Psikolog İvan Pavlov'un "Eğitim ve öğretim öngörüsüne" göre birey; aile, çevre, eğitim, işalanı ve sosyal ilişiklerinde öğrendikleri ve yaşadıkları ile şekillenerek şartlanır.
Davranışlarımız, sözü edilen faktörlerden öğrendiklerimizle şekillenir. Zamanla öğrendiklerimiz bizi çepeçevre kuşatarak ezberlerimiz haline gelir. Ezber, insanı bağımsız ve doğru düşünceden alıkoyar.
Genel olarak olayların neden ve sonuçlarını iki yoldan muhakeme ederiz.
Birincisi ve en çok kullanılanı; sosyal olayları, muhakeme yeteneğimizi üst düzeyde kullanmak yerine öğrendiklerimizle yetinerek ve önceden ezberimizi oluşturan görüşlerimiz doğrultusunda doğru veya yanlış olduğuna bakmaksızın yorumlayarak yargıda bulunmaktır.
Bu tür insanlar olasallıkları düşünmeden sonuna kadar direnir ve karşı görüştekini alt edilmesi gereken bir varlık olarak görür. Kişisel gelişim piramidinde buna tortu seviyesi denir. Toplum ise sabit fikirli olarak tanımlar. Kör dövüş şeklinde olan bu yargının sonucunda, sürekli çatışma ve artan oranda uyuşmazlık ile ayrışma oluşur.
Bu davranış sonucu iki taraf da kaybeder. Ben buna başkasının veya toplumun kaderine tahakküm yolu ile hükmetmek diyorum.
İkincisi ise olayları diyalektik bakış açısı ile değerlendirmek ve bir yargıya varmaktır. Bilindiği üzere diyalektik; karşılaşılan sonuç ile ilgili her türlü algılamayı sentez ve analizden geçirerek neden ve sonuç ilişkisi ile ifade eder.
Körü körüne inanç ve yargı yerine, olayların neden ve sonuçlarını sentez ve analiz ederek akılcı ve evrensel bir sonuca varabiliriz. Böylece her sonucun bir nedeni olduğunu bileceğimizden, sonuca değil nedene odaklanırız. Kısacası ezberci değil, sorgulayıcı olmak.
Bütün mürşit ve filozoflar ezberci değil, sorgulayıcıdır. Bilim ve yaratılıştan tarafımıza verilen duyu organları, beyin, kalp ve vicdan da bunu öngörmektedir. Duyu organlarını kullanamayan bir birey kendi yaradılışı ile çelişir. Bu ise acıklı bir durumdur.
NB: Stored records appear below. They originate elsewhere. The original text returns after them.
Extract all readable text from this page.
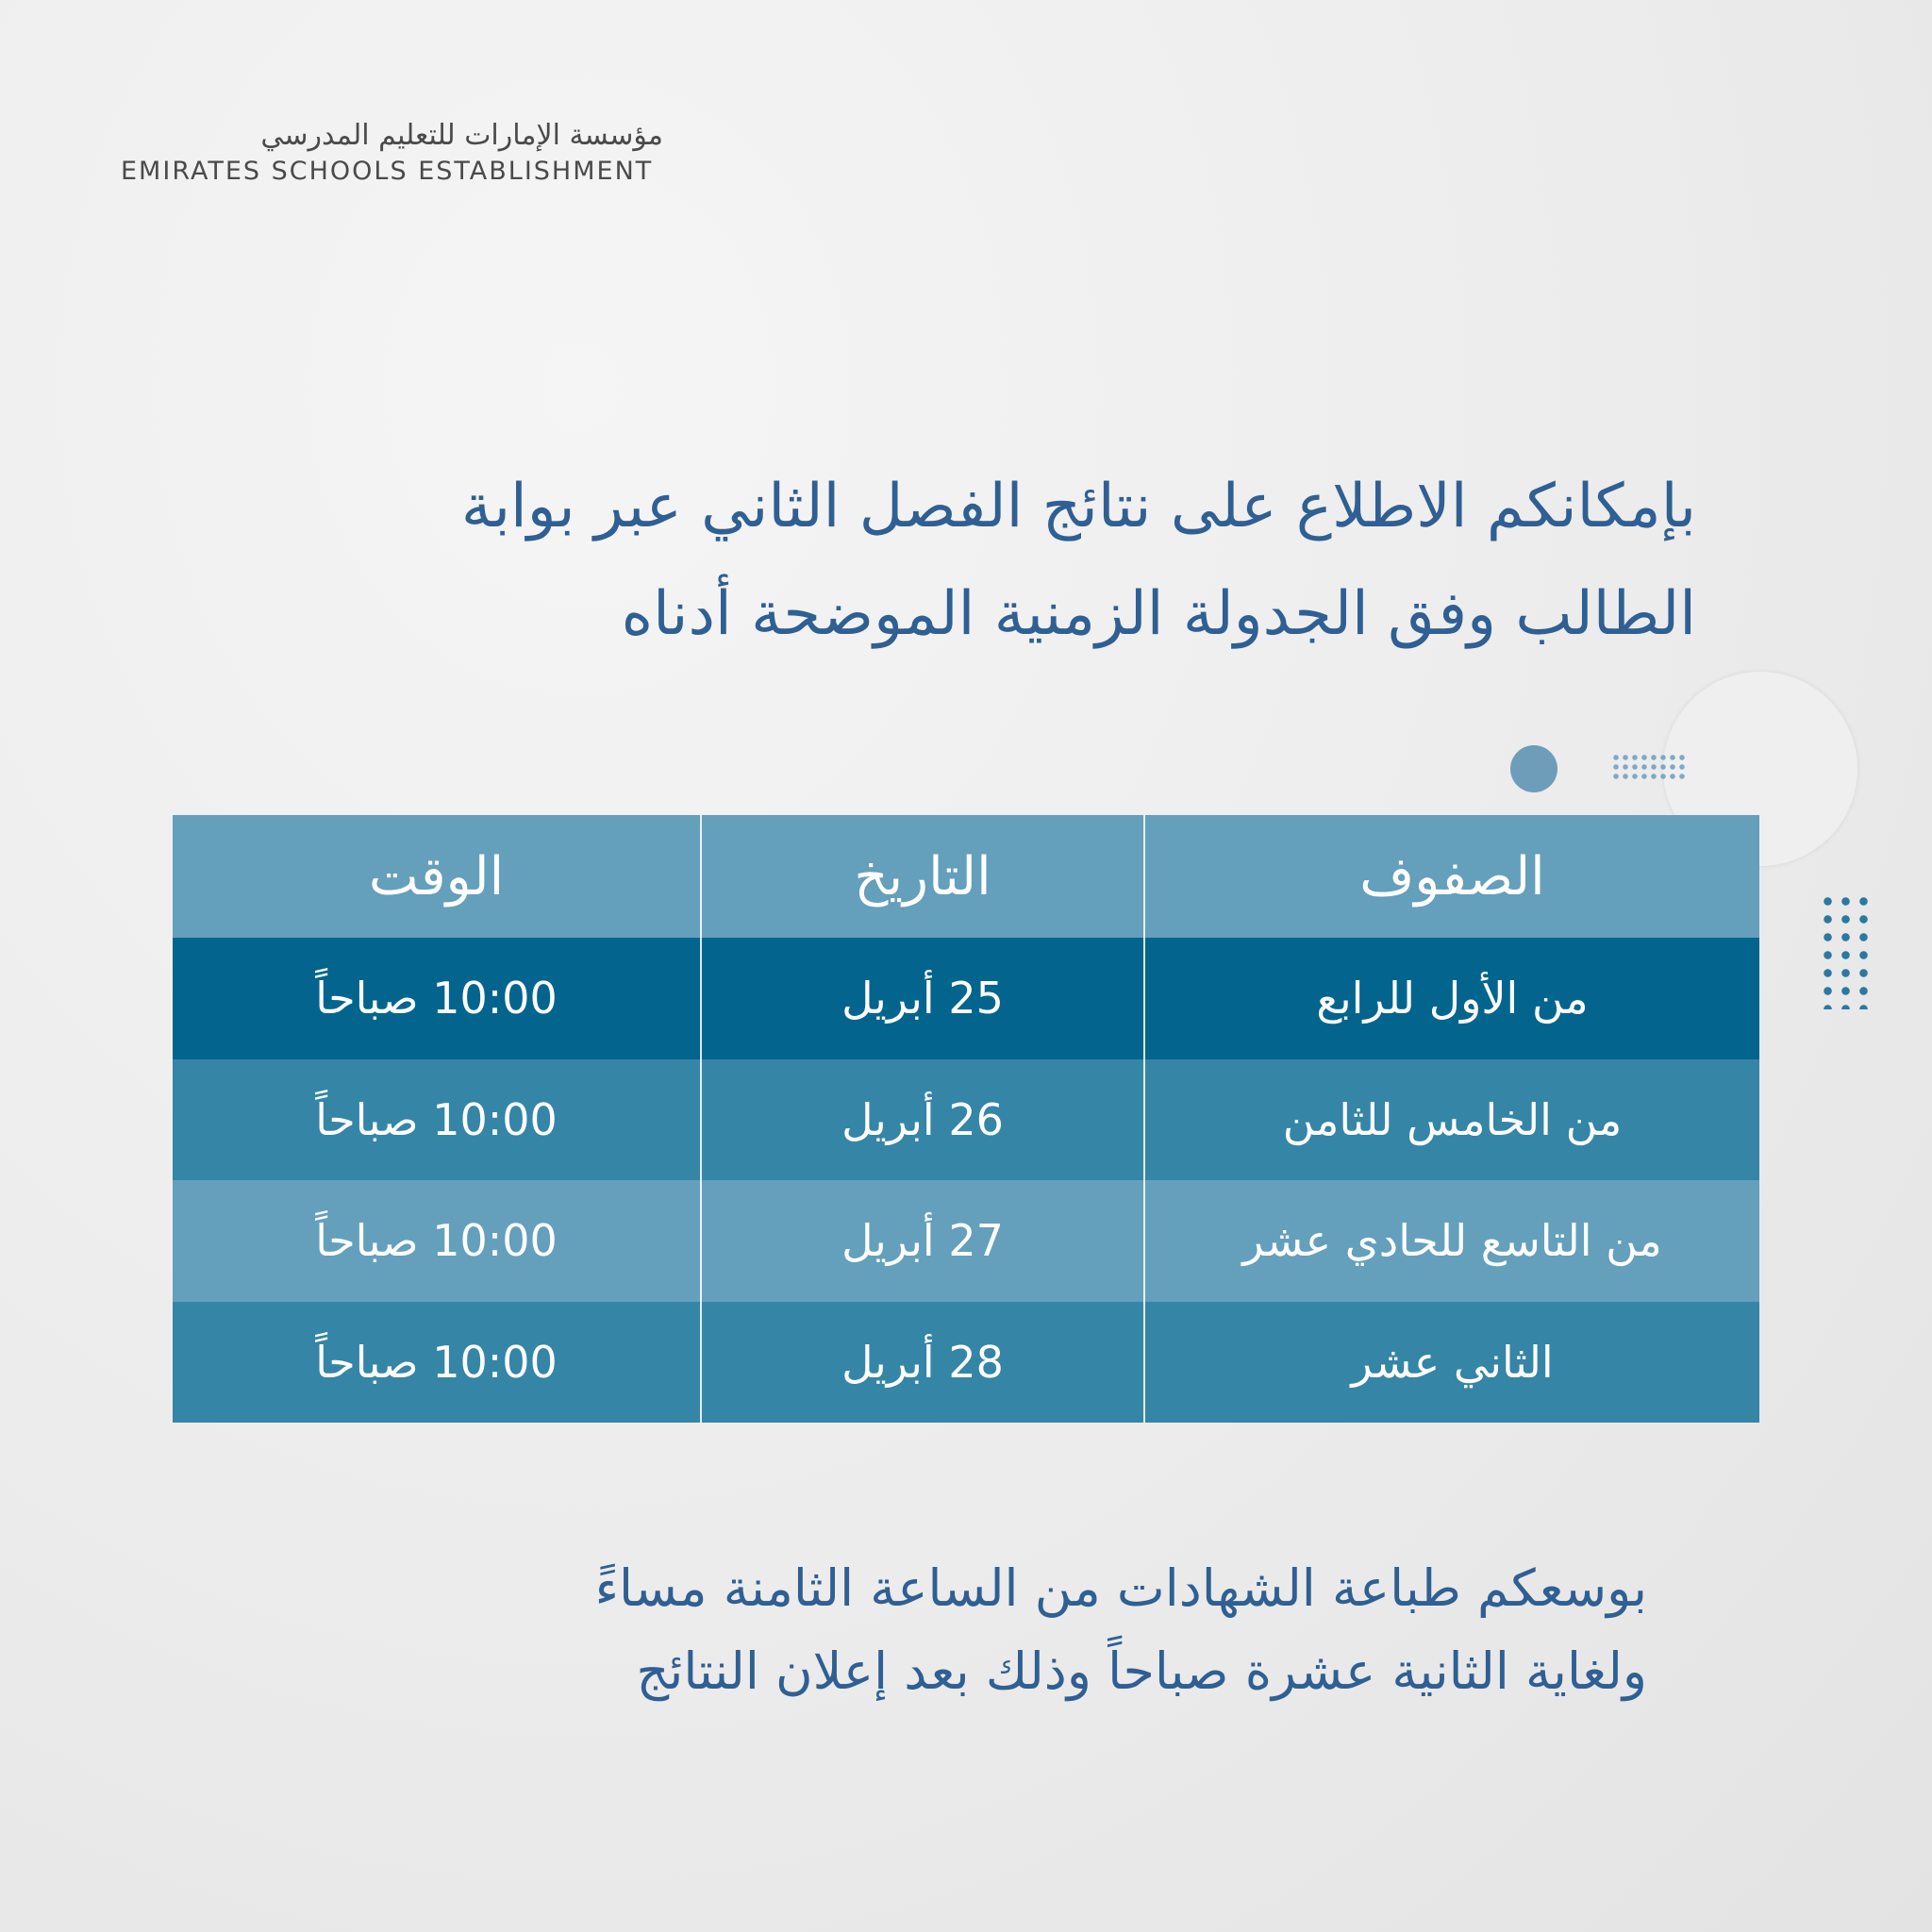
مؤسسة الإمارات للتعليم المدرسي
EMIRATES SCHOOLS ESTABLISHMENT
بإمكانكم الاطلاع على نتائج الفصل الثاني عبر بوابة
الطالب وفق الجدولة الزمنية الموضحة أدناه
الصفوف	التاريخ	الوقت
من الأول للرابع	25 أبريل	10:00 صباحاً
من الخامس للثامن	26 أبريل	10:00 صباحاً
من التاسع للحادي عشر	27 أبريل	10:00 صباحاً
الثاني عشر	28 أبريل	10:00 صباحاً
بوسعكم طباعة الشهادات من الساعة الثامنة مساءً
ولغاية الثانية عشرة صباحاً وذلك بعد إعلان النتائج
Bize çok güzel nimetler verilmiştir. Yaratılış gereği de çok renklilik ve çeşitlilik ile varız. Bunu duyularımızı kullanarak iyi anladığımız ve anlayanların oranının % 50'inin üzerine çıktığı gün çağdaş uygarlık seviyesini yakalamış oluruz.
Bunu anlayan ve hayata geçiren topluluklar tarihte olduğu gibi büyümüş güçlü olmuşlardır. Evimizde, işyerimizde, yaşadığımız coğrafya ve ülkede; özgürlüğü, eşitliği, sosyal paylaşımı ve toplumsal dayanışmayı başarmak zorundayız.